Gastroenterology | 2010
Tobias L. Freitag; Candace M. Cham; Hsiang–Hsuan Sung; Georg F. Beilhack; Ivana Durinovic–Belló; Salil D. Patel; Roderick T. Bronson; Detlef Schuppan; Grete Sønderstrup
BACKGROUND & AIMS Autoimmune pancreatitis (AIP) underlies 5%-11% of cases of chronic pancreatitis. An association between AIP and the human leukocyte antigen (HLA)-DRB1*0405/DQB1*0401 haplotype has been reported, but linkage disequilibrium has precluded the identification of predisposing HLA gene(s). We studied the role of single HLA genes in the development of AIP in transgenic mice. METHODS CD4(+) T-cell-negative I-Abeta chain(-/-) (Ab0) mice develop AIP spontaneously, likely due to dysregulation of CD8(+) T- cell responses. We generated Ab0 nonobese diabetic (NOD) mice transgenic for HLA-DR*0405, leading to rescue of CD4(+) T cells; we compared their susceptibility to AIP with HLA-DQ8 or HLA-DR*0401 (single) transgenic, or HLA-DR*0405/DQ8 (double) transgenic mice. RESULTS CD4(+) T-cell-competent HLA-DR*0405 transgenic Ab0 NOD mice develop AIP with high prevalence after sublethal irradiation and adoptive transfer of CD90(+) T cells, leading to complete pancreatic atrophy. HLA-DR*0405 transgenic mice can also develop unprovoked AIP, whereas HLA-DR*0401, HLA-DQ8, and HLA-DR*0405/DQ8 transgenic Ab0 NOD controls all remained normal, even after irradiation and adoptive transfer of CD90(+) T cells.
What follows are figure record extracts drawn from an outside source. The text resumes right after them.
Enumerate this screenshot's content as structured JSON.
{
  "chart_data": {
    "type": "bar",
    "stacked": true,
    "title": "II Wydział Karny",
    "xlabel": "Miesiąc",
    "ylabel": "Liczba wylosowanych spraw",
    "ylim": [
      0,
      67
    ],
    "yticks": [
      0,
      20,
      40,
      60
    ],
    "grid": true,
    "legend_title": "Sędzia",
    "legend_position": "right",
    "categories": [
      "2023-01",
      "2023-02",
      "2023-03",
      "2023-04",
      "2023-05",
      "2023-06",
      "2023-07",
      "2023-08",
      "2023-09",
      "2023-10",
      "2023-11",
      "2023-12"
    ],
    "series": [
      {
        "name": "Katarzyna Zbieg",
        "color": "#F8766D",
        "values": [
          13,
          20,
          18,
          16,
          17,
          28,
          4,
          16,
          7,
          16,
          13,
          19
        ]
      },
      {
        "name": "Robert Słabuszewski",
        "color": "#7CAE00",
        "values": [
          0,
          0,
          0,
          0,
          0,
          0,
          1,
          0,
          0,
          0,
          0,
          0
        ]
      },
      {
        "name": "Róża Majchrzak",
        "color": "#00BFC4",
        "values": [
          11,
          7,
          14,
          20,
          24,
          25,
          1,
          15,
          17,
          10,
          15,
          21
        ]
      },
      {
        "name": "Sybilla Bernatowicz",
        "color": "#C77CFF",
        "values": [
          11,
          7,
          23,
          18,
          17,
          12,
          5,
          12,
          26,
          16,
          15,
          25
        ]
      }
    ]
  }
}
Pancreas histology in HLA-DR*0405 transgenic mice was characterized by destructive infiltration of the exocrine tissue with CD4(+) and CD8(+) T cells, B cells, and macrophages. Mice with complete pancreatic atrophy lost weight, developed fat stools, and had reduced levels of serum lipase activity. CONCLUSIONS Because HLA-DR*0405 expression fails to protect mice from AIP, the HLA-DRB1*0405 allele appears to be an important risk factor for AIP on the HLA-DRB1*0405/DQB1*0401 haplotype. This humanized mouse model should be useful for studying immunopathogenesis, diagnostic markers, and therapy of human AIP.